Baca Juga: Dana Asing di SUN Berkurang, Ini Efeknya
Dampak suku bunga naik untuk meredam inflasi diproyeksikan baru terlihat paling cepat akhir tahun ini atau tahun depan. The Fed diprediksi baru akan mengerem suku bunga di tahun depan.
Wawan menjelaskan, rata-rata yield Surat Utang Negara (SUN) sekitar 7%. Peringkat obligasi single A sudah sekitar 8%-9%. Obligasi dengan rating BBB bahkan sudah double digit di atas 10%.
"Jadi memang secara yield rata-rata sudah 2 atau 3 kali di atas deposito," papar Wawan.
Adapun harga SUN tengah turun karena suku bunga naik. Namun semuanya kembali lagi pada time frame obligasi. Sepanjang time frame sekitar 2-3 tahun, maka dinilai tidak masalah.
Baca Juga: OJK Berharap Investor Pasar Modal Capai 10 Juta SID di Akhir 2022
"Untuk kebutuhan dalam waktu dekat maka lebih baik pegang obligasi SUN yang jangka pendek sehingga lebih aman dari penurunan harga. Lebih aman karena turunnya harga lebih kecil dibandingkan jangka panjang," imbuh Wawan.
Wawan mengungkapkan, baik obligasi pemerintah ataupun obligasi yang diterbitkan korporasi punya risiko tersendiri. SUN lebih aman dari sisi gagal bayar karena ketentuannya diatur dalam Undang-undang. Namun, dari sisi likuiditas bakal tercipta volatilitas harga. Sebab, SUN ramai diperdagangkan dengan banyak dana asing keluar masuk.
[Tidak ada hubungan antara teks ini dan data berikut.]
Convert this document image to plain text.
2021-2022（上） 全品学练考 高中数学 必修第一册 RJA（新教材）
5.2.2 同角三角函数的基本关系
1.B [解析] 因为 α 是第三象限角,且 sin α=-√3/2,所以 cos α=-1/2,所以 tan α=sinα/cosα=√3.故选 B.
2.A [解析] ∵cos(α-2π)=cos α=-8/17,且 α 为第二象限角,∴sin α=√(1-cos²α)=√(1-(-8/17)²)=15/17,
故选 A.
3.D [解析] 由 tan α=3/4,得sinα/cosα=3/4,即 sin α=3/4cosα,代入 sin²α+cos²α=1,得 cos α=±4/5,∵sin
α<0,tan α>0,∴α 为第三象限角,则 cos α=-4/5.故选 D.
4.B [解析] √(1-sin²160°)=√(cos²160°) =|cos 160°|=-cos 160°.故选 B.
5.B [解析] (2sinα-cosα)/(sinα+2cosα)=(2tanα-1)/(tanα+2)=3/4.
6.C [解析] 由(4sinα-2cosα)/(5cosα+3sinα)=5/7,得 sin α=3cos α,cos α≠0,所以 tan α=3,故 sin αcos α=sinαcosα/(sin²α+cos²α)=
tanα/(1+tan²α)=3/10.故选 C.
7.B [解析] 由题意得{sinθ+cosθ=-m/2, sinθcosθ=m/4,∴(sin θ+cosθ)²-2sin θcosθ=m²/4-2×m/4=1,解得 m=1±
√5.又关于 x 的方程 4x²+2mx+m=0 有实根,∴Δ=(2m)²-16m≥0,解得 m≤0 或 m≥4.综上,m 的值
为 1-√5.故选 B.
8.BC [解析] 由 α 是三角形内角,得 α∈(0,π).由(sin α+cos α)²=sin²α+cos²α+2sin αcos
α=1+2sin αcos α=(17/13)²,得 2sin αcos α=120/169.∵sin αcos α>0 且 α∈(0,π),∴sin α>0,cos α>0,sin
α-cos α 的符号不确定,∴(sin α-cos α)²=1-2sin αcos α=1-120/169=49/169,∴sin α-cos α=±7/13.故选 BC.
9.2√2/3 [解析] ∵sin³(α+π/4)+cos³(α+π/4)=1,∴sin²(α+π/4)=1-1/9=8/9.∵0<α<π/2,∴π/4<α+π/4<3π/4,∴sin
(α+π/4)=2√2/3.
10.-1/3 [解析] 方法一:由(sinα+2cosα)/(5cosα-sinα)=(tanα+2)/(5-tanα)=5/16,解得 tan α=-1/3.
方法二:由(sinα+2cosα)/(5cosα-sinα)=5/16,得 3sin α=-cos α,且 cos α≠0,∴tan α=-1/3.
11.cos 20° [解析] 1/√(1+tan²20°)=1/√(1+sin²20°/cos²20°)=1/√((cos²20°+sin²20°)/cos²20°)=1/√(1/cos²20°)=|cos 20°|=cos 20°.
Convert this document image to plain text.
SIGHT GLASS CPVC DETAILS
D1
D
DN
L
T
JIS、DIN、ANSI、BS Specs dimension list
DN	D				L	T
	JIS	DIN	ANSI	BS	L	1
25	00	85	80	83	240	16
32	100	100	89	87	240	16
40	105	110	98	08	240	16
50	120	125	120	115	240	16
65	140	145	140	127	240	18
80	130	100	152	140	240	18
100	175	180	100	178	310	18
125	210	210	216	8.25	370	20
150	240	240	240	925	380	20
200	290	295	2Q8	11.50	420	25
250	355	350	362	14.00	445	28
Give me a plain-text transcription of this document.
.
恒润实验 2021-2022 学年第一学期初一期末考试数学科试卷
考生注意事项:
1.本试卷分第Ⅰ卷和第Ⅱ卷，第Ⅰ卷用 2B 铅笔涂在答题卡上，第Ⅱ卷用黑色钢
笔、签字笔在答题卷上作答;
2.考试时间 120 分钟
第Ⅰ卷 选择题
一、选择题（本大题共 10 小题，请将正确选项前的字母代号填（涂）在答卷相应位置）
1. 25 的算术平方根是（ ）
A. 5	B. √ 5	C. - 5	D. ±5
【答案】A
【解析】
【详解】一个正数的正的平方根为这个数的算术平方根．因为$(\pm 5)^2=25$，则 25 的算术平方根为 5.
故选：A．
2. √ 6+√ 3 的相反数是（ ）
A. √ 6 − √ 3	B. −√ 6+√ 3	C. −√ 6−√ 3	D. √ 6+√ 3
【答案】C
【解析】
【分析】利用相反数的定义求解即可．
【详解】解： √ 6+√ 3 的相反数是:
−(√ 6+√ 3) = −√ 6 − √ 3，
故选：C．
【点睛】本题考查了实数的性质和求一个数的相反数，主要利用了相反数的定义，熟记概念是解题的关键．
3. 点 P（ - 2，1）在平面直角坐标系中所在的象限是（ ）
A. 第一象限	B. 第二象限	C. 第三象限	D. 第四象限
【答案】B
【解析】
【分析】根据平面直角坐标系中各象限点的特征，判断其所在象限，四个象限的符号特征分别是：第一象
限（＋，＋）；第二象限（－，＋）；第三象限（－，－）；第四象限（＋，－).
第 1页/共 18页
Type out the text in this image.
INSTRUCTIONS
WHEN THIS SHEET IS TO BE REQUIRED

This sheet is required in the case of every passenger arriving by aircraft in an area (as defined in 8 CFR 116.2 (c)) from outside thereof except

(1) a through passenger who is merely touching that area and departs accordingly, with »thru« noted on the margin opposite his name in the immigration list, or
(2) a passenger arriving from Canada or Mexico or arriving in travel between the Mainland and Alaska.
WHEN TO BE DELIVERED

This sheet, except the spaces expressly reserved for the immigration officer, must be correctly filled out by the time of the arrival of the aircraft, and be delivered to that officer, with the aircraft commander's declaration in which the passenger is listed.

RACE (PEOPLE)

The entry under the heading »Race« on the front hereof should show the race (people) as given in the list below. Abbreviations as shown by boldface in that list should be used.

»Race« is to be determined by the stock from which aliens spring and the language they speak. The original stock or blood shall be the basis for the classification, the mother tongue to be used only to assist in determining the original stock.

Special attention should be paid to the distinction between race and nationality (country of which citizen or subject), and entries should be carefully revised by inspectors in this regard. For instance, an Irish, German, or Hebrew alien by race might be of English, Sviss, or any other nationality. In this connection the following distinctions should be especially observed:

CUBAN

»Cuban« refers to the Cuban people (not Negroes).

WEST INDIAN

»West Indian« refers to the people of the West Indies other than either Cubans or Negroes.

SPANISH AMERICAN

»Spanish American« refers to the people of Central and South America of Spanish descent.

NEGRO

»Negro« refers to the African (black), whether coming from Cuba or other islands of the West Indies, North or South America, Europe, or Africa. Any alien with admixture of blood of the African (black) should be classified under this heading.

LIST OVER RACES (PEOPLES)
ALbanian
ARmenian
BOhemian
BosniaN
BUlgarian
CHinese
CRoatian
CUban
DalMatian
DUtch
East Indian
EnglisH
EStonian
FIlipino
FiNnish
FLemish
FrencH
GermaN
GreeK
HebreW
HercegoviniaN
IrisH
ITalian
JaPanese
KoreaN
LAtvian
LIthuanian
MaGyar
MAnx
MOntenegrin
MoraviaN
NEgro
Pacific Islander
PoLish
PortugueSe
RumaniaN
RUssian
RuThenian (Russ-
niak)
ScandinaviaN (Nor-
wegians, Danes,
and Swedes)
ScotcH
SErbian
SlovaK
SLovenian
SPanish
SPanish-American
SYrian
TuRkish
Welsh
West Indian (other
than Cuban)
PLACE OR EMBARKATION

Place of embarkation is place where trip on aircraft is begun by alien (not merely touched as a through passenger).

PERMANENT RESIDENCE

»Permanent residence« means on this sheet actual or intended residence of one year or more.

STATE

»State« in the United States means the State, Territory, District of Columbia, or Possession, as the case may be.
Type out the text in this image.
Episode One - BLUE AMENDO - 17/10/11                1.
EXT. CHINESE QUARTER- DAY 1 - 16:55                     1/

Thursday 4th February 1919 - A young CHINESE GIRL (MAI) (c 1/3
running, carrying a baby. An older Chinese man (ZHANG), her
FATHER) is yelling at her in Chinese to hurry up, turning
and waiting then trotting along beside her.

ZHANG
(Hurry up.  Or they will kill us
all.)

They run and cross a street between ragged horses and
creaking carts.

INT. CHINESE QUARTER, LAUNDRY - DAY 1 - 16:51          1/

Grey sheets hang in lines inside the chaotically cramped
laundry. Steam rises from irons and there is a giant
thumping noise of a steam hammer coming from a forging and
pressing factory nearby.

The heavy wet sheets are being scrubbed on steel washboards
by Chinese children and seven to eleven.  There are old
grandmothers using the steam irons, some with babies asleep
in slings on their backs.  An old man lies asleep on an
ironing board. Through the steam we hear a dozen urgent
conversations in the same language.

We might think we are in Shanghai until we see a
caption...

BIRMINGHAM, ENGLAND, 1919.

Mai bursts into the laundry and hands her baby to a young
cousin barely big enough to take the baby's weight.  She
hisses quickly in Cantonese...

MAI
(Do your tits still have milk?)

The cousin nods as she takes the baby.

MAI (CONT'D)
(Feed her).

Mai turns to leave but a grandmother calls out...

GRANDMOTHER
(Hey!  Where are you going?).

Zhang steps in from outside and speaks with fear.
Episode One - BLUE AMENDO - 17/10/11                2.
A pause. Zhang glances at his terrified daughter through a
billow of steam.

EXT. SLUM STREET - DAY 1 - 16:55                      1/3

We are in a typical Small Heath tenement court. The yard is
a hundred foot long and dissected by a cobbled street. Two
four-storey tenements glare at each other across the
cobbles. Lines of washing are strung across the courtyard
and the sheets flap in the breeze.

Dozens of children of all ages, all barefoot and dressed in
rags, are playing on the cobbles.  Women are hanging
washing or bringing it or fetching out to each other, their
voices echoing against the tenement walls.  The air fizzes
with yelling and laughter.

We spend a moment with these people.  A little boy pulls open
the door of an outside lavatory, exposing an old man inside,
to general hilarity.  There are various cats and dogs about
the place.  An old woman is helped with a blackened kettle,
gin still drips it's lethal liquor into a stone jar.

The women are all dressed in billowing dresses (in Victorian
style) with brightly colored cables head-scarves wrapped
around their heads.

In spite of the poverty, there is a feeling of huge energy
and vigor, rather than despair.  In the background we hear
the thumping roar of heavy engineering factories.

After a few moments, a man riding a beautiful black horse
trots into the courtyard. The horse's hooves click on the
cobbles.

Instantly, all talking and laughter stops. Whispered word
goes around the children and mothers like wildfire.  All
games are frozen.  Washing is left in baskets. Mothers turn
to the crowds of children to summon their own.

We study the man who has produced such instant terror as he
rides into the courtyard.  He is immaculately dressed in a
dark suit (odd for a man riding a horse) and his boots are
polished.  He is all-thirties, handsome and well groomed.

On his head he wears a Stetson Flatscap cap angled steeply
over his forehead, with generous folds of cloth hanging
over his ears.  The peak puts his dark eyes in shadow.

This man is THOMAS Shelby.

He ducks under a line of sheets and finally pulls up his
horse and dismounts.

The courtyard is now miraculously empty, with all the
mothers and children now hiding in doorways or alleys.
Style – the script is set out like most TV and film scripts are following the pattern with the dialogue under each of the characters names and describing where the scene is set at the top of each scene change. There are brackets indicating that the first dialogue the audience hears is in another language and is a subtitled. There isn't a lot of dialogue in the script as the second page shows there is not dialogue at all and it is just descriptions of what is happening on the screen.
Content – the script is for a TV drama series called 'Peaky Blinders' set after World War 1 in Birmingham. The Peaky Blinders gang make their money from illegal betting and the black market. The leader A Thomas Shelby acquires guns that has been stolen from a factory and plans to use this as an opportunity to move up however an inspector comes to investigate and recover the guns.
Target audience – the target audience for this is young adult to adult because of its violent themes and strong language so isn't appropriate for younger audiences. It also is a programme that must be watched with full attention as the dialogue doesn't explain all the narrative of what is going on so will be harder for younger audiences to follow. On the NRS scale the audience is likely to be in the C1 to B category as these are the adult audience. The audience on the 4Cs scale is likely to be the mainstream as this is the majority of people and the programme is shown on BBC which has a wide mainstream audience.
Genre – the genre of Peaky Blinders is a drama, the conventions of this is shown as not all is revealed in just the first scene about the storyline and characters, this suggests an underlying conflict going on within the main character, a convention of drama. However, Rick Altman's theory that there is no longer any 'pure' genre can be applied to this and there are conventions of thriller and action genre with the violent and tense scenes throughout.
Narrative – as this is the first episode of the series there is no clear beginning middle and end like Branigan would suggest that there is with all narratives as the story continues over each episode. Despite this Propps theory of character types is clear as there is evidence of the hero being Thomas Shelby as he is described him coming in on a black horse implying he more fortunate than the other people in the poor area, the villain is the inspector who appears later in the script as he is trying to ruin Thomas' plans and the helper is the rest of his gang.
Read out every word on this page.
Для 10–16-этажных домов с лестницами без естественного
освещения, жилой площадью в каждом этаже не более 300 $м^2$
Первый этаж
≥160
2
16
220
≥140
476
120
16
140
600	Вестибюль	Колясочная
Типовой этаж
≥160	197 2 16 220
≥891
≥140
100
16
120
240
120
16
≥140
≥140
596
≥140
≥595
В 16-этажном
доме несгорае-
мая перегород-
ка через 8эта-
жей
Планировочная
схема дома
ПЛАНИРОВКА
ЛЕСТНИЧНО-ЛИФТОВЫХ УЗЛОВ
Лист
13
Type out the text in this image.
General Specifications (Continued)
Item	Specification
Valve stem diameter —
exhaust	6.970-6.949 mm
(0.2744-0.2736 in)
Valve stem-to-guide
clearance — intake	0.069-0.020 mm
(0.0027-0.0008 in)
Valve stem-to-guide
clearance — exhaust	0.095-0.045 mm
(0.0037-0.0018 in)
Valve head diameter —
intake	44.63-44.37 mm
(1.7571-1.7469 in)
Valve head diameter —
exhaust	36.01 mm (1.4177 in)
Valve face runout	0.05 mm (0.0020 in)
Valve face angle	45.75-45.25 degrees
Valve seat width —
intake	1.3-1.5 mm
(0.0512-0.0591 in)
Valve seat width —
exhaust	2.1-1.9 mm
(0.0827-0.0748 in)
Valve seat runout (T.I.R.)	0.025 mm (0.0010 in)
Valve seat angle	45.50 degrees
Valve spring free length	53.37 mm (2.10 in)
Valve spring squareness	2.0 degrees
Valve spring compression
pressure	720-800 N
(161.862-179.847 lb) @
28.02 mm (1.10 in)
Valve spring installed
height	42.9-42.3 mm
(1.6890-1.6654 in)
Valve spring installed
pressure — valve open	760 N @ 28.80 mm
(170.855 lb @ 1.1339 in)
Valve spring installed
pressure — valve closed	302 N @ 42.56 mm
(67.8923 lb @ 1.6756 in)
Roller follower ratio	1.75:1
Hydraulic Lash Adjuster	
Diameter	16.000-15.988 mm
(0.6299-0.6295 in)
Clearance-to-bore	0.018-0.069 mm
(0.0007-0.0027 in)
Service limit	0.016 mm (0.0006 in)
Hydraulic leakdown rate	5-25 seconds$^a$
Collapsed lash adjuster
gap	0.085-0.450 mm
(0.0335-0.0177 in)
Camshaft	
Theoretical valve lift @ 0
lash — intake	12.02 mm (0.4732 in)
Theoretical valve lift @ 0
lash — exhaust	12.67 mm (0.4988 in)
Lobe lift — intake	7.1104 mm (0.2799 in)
Sedangkan, risiko obligasi korporasi adalah kasus gagal bayar jika emiten tidak sanggup bayar sehingga menyeret ke proses Penundaan Kewajiban Pembayaran Utang (PKPU). Namun, kejadian tersebut minim ditemukan karena pemulihan ekonomi yang berdampak pada arus kas positif emiten.
Dari sisi harga, obligasi korporasi bisa lebih stabil karena jarang diperdagangkan. Kurangnya likuiditas obligasi korporasi ini lebih cocok untuk investor yang berniat memegang obligasi hingga jatuh tempo.